That sounds dramatic, but it happens at very small scales all the time. A single positron meeting a single electron makes a tiny burst of light that no one can feel. The amount of antimatter scientists have ever produced, added all together, is far less than a grain of sand. So while annihilation is powerful for the size of the particles, it is harmless in the amounts found in nature or made in labs.
Key facts about matter and antimatter
Every particle has an antimatter twin. The antimatter version of an electron is called a positron. The antimatter version of a proton is called an antiproton. They have the same mass as their normal partners but the opposite electric charge.
The first antimatter particle was discovered in 1932. Carl Anderson photographed a positron in a cosmic-ray experiment. He won the Nobel Prize in Physics in 1936 for the discovery.
Paul Dirac predicted antimatter four years earlier, in 1928. He used a math equation that combined quantum physics with Einstein’s relativity, and the math said an antimatter electron had to exist.

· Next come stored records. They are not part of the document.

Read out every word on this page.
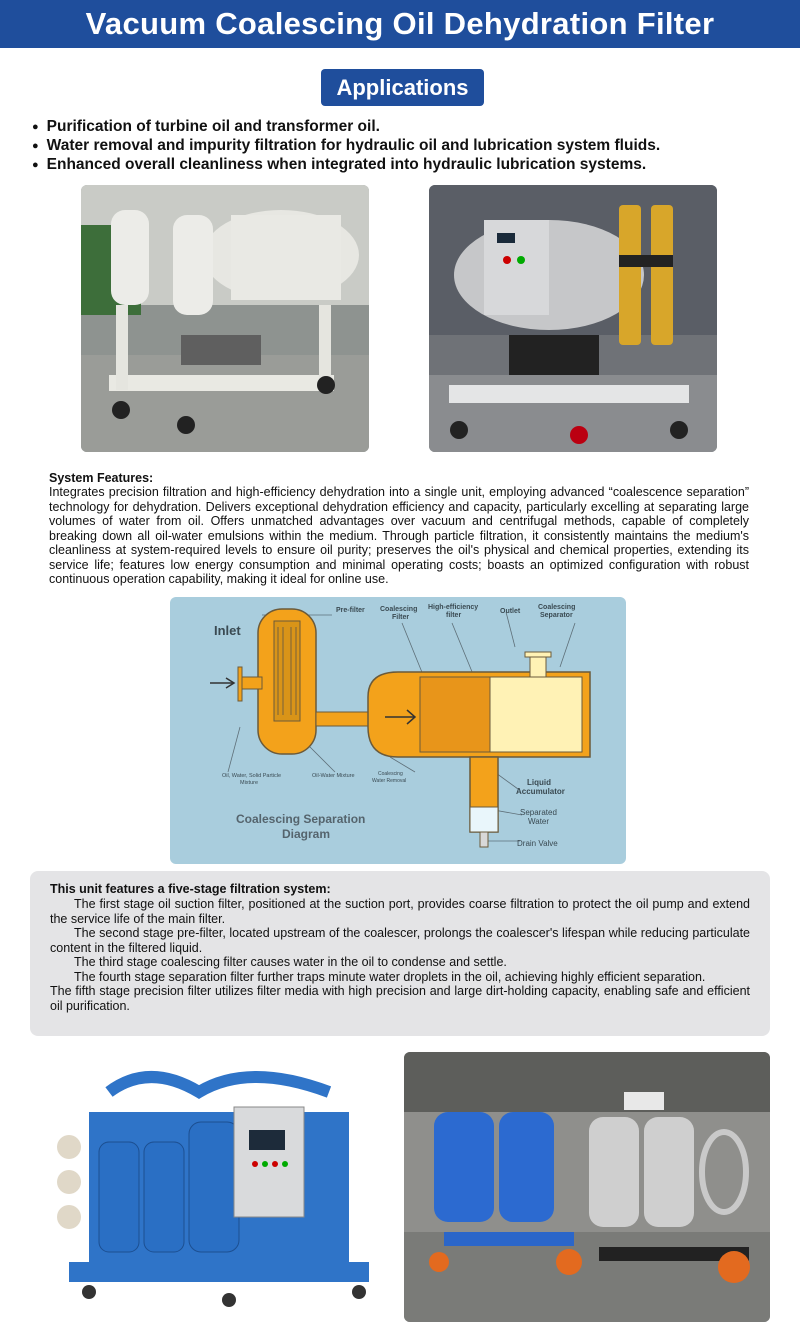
Vacuum Coalescing Oil Dehydration Filter
Applications
● Purification of turbine oil and transformer oil.
● Water removal and impurity filtration for hydraulic oil and lubrication system fluids.
● Enhanced overall cleanliness when integrated into hydraulic lubrication systems.
System Features:
Integrates precision filtration and high-efficiency dehydration into a single unit, employing advanced “coalescence separation” technology for dehydration. Delivers exceptional dehydration efficiency and capacity, particularly excelling at separating large volumes of water from oil. Offers unmatched advantages over vacuum and centrifugal methods, capable of completely breaking down all oil-water emulsions within the medium. Through particle filtration, it consistently maintains the medium's cleanliness at system-required levels to ensure oil purity; preserves the oil's physical and chemical properties, extending its service life; features low energy consumption and minimal operating costs; boasts an optimized configuration with robust continuous operation capability, making it ideal for online use.
Inlet
Pre-filter Coalescing
Filter
High-efficiency
filter
Outlet
Coalescing
Separator
Oil, Water, Solid Particle
Mixture
Oil-Water Mixture	Coalescing
Water Removal	Liquid
Accumulator
Separated
Water
Drain Valve
Coalescing Separation
Diagram
This unit features a five-stage filtration system:

The first stage oil suction filter, positioned at the suction port, provides coarse filtration to protect the oil pump and extend the service life of the main filter.

The second stage pre-filter, located upstream of the coalescer, prolongs the coalescer's lifespan while reducing particulate content in the filtered liquid.

The third stage coalescing filter causes water in the oil to condense and settle.

The fourth stage separation filter further traps minute water droplets in the oil, achieving highly efficient separation.

The fifth stage precision filter utilizes filter media with high precision and large dirt-holding capacity, enabling safe and efficient oil purification.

When matter meets antimatter, both particles disappear and turn into light. This is called annihilation. An electron and a positron usually turn into two gamma-ray photons that fly off in opposite directions.
Your body makes antimatter every day. A small amount of natural potassium called potassium-40 sits inside your bones. It releases about 4,000 positrons per day, which annihilate right away with electrons in your body.
Doctors use antimatter to take pictures inside the body. A scan called a PET scan (short for “positron emission tomography”) uses a tiny safe dose of positron-emitting material to find diseases or to see how the brain works.
The Big Bang made huge amounts of both matter and antimatter. Almost all of it annihilated in the first second after the Big Bang. Only a tiny extra bit of matter, about 1 part in a billion, survived. Every star, planet, and person is made from that leftover.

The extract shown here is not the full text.